Regardless, military intervention continued unabated. President Ronald Reagan ordered a strike on Libya, code-named Operation El Dorado Canyon, in response to its terrorist activity without formal Congressional approval – though he consulted some members of Congress -- and also ordered an invasion of Granada to reestablish democracy in the Caribbean island country, again, with no Congressional or even U.N. approval. President Bill Clinton ordered strikes on Afghanistan and the Sudan after several terrorists’ attacks were planned from those respective areas without Congressional approval or formal U.N. sanction. President Clinton also ordered the military to reestablish democracy in Haiti – no Congressional approval.

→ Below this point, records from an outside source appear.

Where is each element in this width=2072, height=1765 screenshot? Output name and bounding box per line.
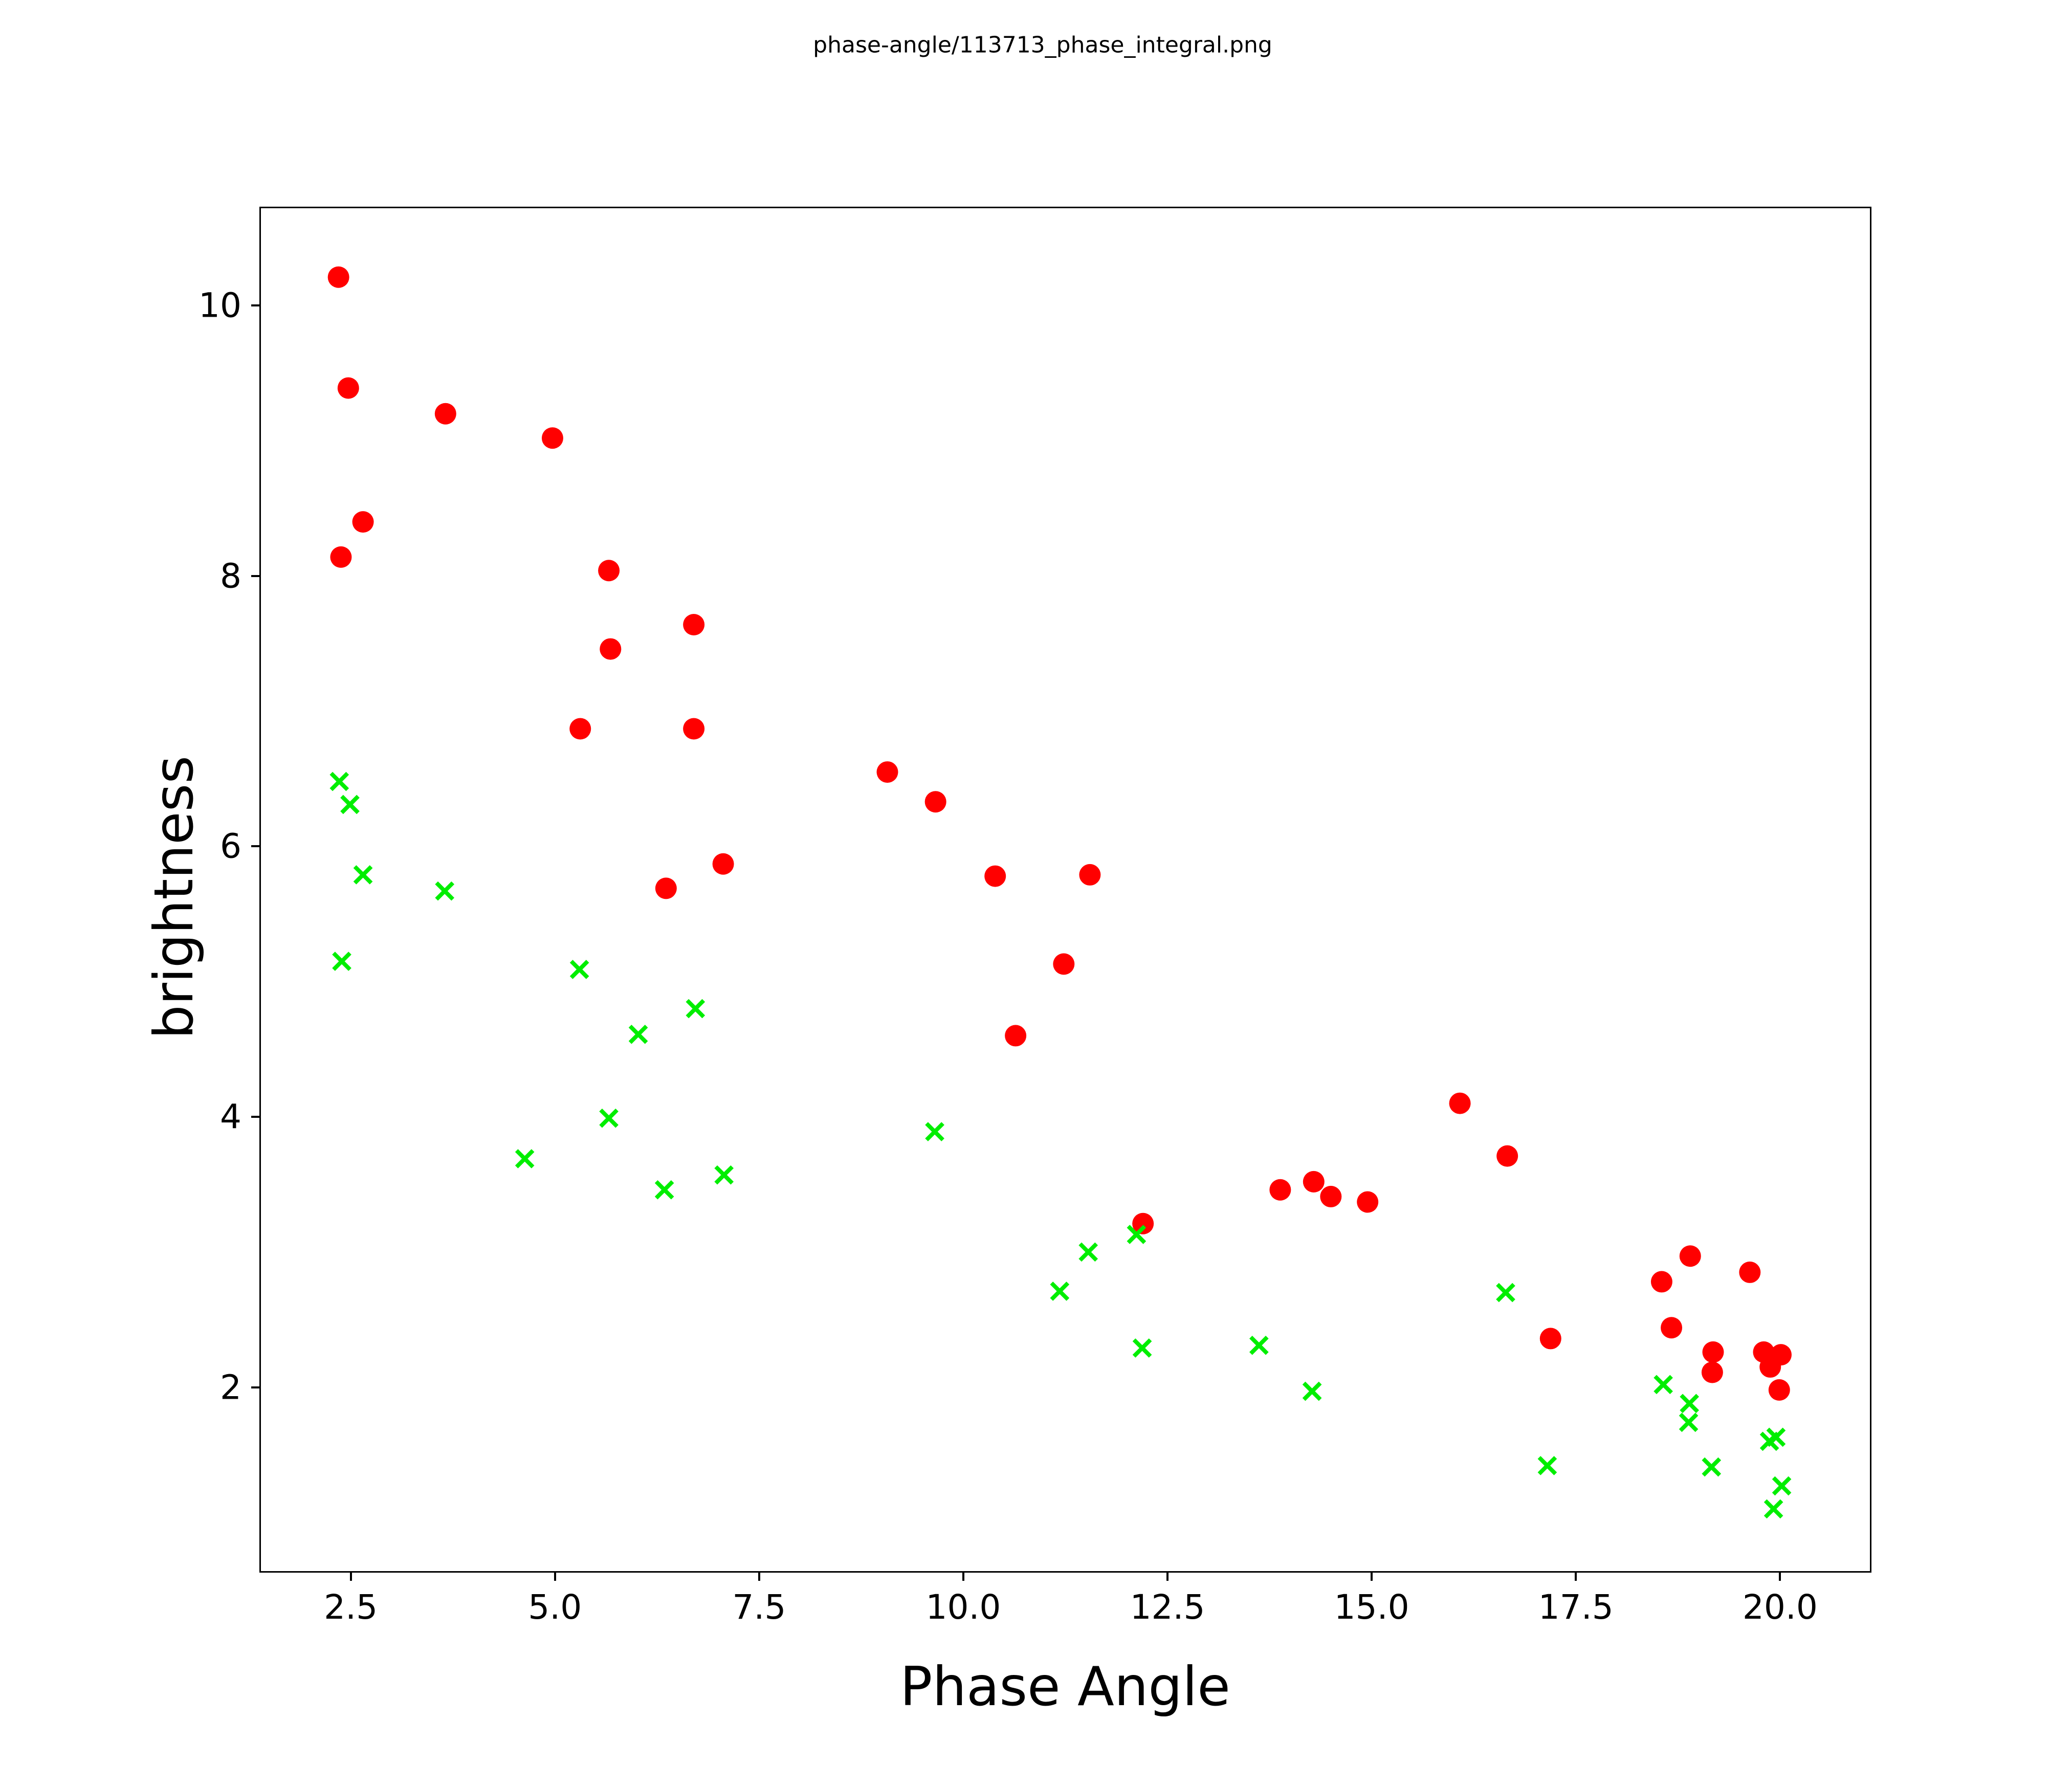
data-point-x: [628, 1024, 648, 1044]
x-tick-mark: [1371, 1573, 1373, 1581]
data-point-x: [435, 881, 455, 901]
x-axis-label: Phase Angle: [900, 1656, 1230, 1718]
y-tick-label: 2: [220, 1367, 241, 1407]
data-point-x: [1249, 1335, 1269, 1355]
data-point-x: [925, 1122, 944, 1141]
data-point-x: [569, 960, 589, 979]
data-point-circle: [655, 877, 677, 899]
data-point-x: [1078, 1242, 1098, 1262]
data-point-circle: [683, 718, 705, 740]
x-tick-mark: [758, 1573, 760, 1581]
data-point-circle: [1701, 1361, 1723, 1383]
y-tick-label: 4: [220, 1097, 241, 1137]
x-tick-label: 12.5: [1130, 1587, 1205, 1627]
scatter-plot: [327, 266, 1792, 1519]
data-point-circle: [924, 791, 946, 813]
x-tick-label: 2.5: [324, 1587, 378, 1627]
data-point-circle: [1357, 1191, 1379, 1213]
data-point-circle: [1449, 1092, 1471, 1114]
data-point-x: [599, 1108, 619, 1128]
y-tick-label: 8: [220, 556, 241, 596]
data-point-circle: [330, 546, 352, 568]
y-tick-mark: [251, 1116, 259, 1118]
data-point-circle: [1079, 864, 1101, 886]
data-point-circle: [1496, 1145, 1518, 1167]
data-point-x: [1127, 1225, 1147, 1244]
data-point-x: [353, 865, 373, 885]
data-point-x: [329, 771, 349, 791]
data-point-circle: [1768, 1379, 1790, 1401]
x-tick-mark: [349, 1573, 352, 1581]
x-tick-label: 20.0: [1742, 1587, 1818, 1627]
data-point-x: [340, 795, 360, 814]
data-point-x: [515, 1149, 535, 1168]
data-point-x: [686, 999, 706, 1019]
y-axis-label: brightness: [143, 756, 205, 1039]
data-point-x: [1679, 1413, 1699, 1432]
series-circle: [327, 266, 1792, 1401]
y-tick-mark: [251, 575, 259, 577]
data-point-circle: [1650, 1271, 1672, 1293]
y-tick-label: 10: [199, 285, 241, 325]
y-tick-mark: [251, 304, 259, 307]
data-point-circle: [598, 560, 620, 582]
data-point-circle: [1132, 1212, 1154, 1234]
data-point-circle: [1320, 1185, 1342, 1207]
data-point-circle: [1739, 1261, 1761, 1283]
data-point-x: [1702, 1457, 1722, 1477]
x-tick-label: 7.5: [732, 1587, 786, 1627]
data-point-circle: [1661, 1317, 1683, 1339]
x-tick-mark: [1575, 1573, 1577, 1581]
data-point-x: [714, 1165, 734, 1185]
y-tick-mark: [251, 1386, 259, 1388]
data-point-circle: [1005, 1025, 1027, 1047]
data-point-circle: [434, 403, 456, 425]
data-point-circle: [327, 266, 349, 288]
data-point-circle: [712, 853, 734, 875]
data-point-x: [1496, 1283, 1515, 1303]
data-point-x: [1537, 1456, 1557, 1475]
data-point-circle: [876, 761, 898, 783]
data-point-x: [1654, 1375, 1673, 1395]
data-point-circle: [352, 511, 374, 533]
data-point-circle: [1702, 1341, 1724, 1363]
x-tick-mark: [1779, 1573, 1781, 1581]
data-point-x: [1302, 1381, 1322, 1401]
data-point-circle: [984, 865, 1006, 887]
data-point-x: [1766, 1427, 1786, 1447]
x-tick-mark: [1166, 1573, 1169, 1581]
data-point-x: [1132, 1338, 1152, 1358]
y-tick-mark: [251, 845, 259, 848]
y-tick-label: 6: [220, 826, 241, 866]
data-point-x: [1772, 1476, 1792, 1496]
x-tick-label: 5.0: [528, 1587, 582, 1627]
data-point-circle: [1053, 953, 1075, 975]
x-tick-label: 10.0: [925, 1587, 1001, 1627]
data-point-circle: [1679, 1245, 1701, 1267]
plot-area: [259, 207, 1871, 1573]
data-point-circle: [1759, 1356, 1781, 1378]
x-tick-mark: [962, 1573, 964, 1581]
data-point-circle: [569, 718, 591, 740]
chart-title: phase-angle/113713_phase_integral.png: [813, 32, 1272, 58]
x-tick-label: 15.0: [1334, 1587, 1409, 1627]
data-point-x: [1050, 1282, 1070, 1301]
x-tick-mark: [554, 1573, 556, 1581]
data-point-circle: [600, 638, 622, 660]
data-point-circle: [541, 427, 563, 449]
data-point-x: [654, 1180, 674, 1200]
data-point-circle: [1303, 1171, 1325, 1193]
data-point-x: [332, 952, 351, 971]
data-point-circle: [1269, 1179, 1291, 1201]
data-point-x: [1680, 1394, 1700, 1414]
series-x: [329, 771, 1792, 1519]
data-point-circle: [683, 614, 705, 635]
data-point-circle: [1539, 1328, 1561, 1350]
data-point-x: [1764, 1499, 1783, 1519]
x-tick-label: 17.5: [1538, 1587, 1614, 1627]
data-point-circle: [337, 377, 359, 399]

President Barack Obama also asserted his executive privilege in Libya. After the Arab Spring, Libyan dictator Muammar Gaddafi threatened to butcher the people of Benghazi, a city of some 500,000 people. The United States won approval from the U.N. for a no-fly zone, and a limited military intervention, saving countless lives. However, Mr. Obama never received formal Congressional endorsement for the military operation.
Just as presidents have done in the past, President Trump used his constitutional authority to order the U.S. military to intervene overseas in Syria. Mr. Trump did not go to Congress on Syria like Obama did in 2013, but he already has the inherent latitude as Commander-in-Chief. The Syrian government’s breach of international law obviously makes us all less safe; in a way, he was protecting U.S. interests.
Some may not like Mr. Trump personally, such as yours truly, but he has the inherent authority as our Commander-In-Chief to commit to additional military action in Syria if he so desires. He has centuries worth of precedent backing him up. If Congress doesn’t like it, cut funding to that respective military operation just like Congress did during the Vietnam War – too easy.